Commodities Structuring

What exactly is the role of a commodities structurer? Presumably commodities are a pretty liquid product and most of the trading is cash. Do structurers hedge risk for clients' energy/power/metals exposure? Or what is the point of the structuring guys on a commodities desk? Presumably there is quite a bit of quantitative analysis and some pretty interesting stuff to do on these desks. I don't care about the money, or the hours, I just want to find something that is interesting to do.

20 Comments
 

The role of a Commodities Structurer is to provide Liquidity and Risk management for the raw materials underlying commodity contracts.

Without a person to monitor and organize the flow of commodity contracts to and from producer to purchaser, there would be tremendous fluctuations in product availability and price; thus causing market volatility and disrupting commerce as we know it.

*In essence, someone working in (SFC) ensures that prices (based upon average production and consumption levels) remain within a certain range so that you never question why food is 1,000,000 x's more accessible to you than 80% of the world's population.

GateBreaker

 

Gatebreaker is speaking to something different....

commodity structurers will come up with new products, based on the underlying vanilla instruments, that serves the client's needs. so maybe something where the client gets paid provided the price of zinc remains in a range, or something like that.

 
Best Response

Contrary to the original post, commodities is NOT a pretty liquid product and most trading is NOT cash.
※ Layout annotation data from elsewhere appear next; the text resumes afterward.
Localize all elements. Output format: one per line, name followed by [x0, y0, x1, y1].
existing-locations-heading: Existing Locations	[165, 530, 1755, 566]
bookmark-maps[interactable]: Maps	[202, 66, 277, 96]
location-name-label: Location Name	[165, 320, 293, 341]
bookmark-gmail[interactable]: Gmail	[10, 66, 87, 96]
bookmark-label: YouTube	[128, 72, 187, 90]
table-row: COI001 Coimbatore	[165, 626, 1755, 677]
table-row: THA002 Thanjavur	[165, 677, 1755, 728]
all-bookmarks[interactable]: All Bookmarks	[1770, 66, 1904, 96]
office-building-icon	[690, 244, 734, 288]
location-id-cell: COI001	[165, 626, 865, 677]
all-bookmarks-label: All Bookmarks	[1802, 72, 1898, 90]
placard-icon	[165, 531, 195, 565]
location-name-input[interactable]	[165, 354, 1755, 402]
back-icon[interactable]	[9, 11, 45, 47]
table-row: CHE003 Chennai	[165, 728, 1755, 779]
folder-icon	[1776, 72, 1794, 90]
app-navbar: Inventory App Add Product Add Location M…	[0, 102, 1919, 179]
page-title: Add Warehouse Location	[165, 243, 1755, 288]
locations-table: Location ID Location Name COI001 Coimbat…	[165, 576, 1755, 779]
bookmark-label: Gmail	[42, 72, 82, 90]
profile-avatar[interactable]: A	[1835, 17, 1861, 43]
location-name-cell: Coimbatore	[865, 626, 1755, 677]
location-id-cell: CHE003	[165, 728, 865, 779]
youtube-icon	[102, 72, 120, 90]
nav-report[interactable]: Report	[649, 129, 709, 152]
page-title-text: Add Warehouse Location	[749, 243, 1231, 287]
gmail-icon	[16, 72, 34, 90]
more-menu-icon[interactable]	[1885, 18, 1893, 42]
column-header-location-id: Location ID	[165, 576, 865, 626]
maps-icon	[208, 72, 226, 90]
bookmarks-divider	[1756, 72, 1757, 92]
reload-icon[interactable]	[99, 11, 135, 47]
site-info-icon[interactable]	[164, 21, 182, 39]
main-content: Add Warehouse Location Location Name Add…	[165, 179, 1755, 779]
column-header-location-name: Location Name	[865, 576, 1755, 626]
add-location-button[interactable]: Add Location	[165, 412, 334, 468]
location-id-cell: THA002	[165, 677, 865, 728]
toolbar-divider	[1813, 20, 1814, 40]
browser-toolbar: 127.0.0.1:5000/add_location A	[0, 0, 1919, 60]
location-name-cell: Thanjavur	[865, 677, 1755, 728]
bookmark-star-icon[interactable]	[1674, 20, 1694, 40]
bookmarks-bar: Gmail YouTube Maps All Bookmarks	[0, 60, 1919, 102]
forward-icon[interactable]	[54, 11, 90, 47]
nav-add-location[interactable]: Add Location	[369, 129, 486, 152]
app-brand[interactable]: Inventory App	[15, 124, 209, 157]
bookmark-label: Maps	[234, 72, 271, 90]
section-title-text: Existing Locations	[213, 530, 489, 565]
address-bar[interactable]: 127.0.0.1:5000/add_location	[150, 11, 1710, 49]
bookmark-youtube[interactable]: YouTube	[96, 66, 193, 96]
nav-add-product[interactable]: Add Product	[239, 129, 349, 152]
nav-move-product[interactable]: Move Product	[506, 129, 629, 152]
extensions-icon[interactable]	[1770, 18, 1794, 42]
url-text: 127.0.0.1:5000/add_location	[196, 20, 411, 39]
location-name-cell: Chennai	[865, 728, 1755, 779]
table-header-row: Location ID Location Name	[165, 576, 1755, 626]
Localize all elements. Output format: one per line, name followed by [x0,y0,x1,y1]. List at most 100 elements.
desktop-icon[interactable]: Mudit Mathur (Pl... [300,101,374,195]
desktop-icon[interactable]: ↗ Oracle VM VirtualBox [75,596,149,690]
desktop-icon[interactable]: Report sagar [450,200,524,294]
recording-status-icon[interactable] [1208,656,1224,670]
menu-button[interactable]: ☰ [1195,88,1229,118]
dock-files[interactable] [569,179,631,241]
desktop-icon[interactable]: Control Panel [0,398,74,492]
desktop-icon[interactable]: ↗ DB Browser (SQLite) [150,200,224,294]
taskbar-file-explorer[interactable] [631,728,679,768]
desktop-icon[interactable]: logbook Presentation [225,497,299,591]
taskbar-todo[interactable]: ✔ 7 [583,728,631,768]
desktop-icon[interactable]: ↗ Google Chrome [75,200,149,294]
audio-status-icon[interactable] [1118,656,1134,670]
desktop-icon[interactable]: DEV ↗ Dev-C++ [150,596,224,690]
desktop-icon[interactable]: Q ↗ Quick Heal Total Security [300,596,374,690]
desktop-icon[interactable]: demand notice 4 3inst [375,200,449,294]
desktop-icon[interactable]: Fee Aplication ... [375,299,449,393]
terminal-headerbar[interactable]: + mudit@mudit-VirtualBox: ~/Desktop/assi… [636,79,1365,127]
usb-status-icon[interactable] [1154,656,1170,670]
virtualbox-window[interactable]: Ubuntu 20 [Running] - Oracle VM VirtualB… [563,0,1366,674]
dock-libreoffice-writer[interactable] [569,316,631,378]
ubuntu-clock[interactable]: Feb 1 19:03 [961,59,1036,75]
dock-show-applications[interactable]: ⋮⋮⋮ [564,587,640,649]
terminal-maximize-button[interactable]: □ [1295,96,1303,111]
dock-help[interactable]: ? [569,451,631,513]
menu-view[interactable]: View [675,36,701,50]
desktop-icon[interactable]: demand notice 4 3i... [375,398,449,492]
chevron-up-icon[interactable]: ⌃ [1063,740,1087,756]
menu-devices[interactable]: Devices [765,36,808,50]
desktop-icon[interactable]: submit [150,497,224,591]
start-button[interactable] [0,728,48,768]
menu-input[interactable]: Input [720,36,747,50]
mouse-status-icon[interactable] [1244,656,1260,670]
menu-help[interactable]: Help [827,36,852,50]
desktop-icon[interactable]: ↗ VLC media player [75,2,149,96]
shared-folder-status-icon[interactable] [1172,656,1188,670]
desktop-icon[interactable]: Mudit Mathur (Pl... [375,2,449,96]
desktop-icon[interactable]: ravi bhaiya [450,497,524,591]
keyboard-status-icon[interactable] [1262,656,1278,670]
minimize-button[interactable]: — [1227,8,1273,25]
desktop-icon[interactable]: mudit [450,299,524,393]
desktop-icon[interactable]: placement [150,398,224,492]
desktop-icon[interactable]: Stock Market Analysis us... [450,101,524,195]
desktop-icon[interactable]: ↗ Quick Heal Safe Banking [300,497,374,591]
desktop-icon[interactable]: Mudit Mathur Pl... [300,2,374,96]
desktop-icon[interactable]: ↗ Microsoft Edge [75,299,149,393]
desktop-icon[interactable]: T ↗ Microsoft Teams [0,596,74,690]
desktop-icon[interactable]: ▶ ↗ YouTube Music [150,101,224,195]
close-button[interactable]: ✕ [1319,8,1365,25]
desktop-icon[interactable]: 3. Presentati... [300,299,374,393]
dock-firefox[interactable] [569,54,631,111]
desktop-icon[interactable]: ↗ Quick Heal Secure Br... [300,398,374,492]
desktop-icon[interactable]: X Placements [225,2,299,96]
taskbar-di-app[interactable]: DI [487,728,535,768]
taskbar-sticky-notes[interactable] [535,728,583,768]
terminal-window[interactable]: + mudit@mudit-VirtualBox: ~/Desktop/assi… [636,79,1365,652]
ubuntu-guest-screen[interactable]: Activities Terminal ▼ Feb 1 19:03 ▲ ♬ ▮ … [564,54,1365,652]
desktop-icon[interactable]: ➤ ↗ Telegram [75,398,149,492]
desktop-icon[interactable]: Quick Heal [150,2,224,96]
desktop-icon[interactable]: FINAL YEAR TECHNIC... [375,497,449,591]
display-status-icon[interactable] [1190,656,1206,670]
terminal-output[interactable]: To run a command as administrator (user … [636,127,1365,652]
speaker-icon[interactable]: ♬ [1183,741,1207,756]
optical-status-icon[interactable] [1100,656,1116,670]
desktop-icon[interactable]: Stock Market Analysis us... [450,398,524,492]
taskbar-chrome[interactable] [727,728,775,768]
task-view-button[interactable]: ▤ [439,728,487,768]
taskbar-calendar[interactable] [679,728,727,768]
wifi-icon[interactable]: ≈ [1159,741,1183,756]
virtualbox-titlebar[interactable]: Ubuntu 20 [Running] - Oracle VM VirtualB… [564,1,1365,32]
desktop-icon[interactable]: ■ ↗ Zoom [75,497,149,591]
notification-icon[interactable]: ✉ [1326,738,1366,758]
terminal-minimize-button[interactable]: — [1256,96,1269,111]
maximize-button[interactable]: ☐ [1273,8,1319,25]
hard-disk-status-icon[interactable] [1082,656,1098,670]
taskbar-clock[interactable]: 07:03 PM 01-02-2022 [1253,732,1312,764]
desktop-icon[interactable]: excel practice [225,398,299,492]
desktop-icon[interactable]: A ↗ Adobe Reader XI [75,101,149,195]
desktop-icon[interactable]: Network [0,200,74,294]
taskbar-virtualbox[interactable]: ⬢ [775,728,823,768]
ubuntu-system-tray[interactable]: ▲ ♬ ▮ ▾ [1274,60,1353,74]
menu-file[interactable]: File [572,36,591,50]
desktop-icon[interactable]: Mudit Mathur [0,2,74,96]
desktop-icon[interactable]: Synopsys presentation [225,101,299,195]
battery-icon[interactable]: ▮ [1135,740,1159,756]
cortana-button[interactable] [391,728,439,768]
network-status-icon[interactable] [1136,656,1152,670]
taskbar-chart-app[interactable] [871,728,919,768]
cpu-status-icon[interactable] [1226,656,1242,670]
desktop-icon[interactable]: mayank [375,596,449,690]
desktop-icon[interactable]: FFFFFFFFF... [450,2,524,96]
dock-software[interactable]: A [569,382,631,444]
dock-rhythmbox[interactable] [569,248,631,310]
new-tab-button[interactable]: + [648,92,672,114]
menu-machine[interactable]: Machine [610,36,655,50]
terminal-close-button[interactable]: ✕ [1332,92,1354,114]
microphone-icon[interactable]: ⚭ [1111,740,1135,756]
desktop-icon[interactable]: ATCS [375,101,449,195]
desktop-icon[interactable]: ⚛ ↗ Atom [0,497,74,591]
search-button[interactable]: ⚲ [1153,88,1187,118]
At the large banks, probably 95% of all commodities trading is derivatives, and around half is structured in some way. There are 2 types of commodities structuring. The first type covers what Jimbo mentioned--creating new structured products for investors (CCOs, commodity-linked notes, dispersion options, basket options, etc.). The second type covers corporate structuring. The latter can get much more complex, as they create bespoke hedging solutions to fit a corporates specific needs. Most structuring in power falls under that area. These are also structured with regards to taxes, accounting issues, regulatory issues, etc. The corporate guys can do some really interesting things and tend to coordinate with IBD and PE a lot. At the top banks sales and structuring work hand in hand on a daily basis, as so much of the commodities world requires that.

 

corporate structuring in commodities sounds really interesting...are quant skills the main thing needed for juniors? Could entry level people be successful/helpful and learn everything with just say a BA in Math and basic finance knowledge (intro corp fin book and hull's book)? Or do they only have people with MBAs?

 

Thanks for the advice!

With regards to the Greeks, how much detail should I go into. I've started reading Hull's book in preparation, will that be enough?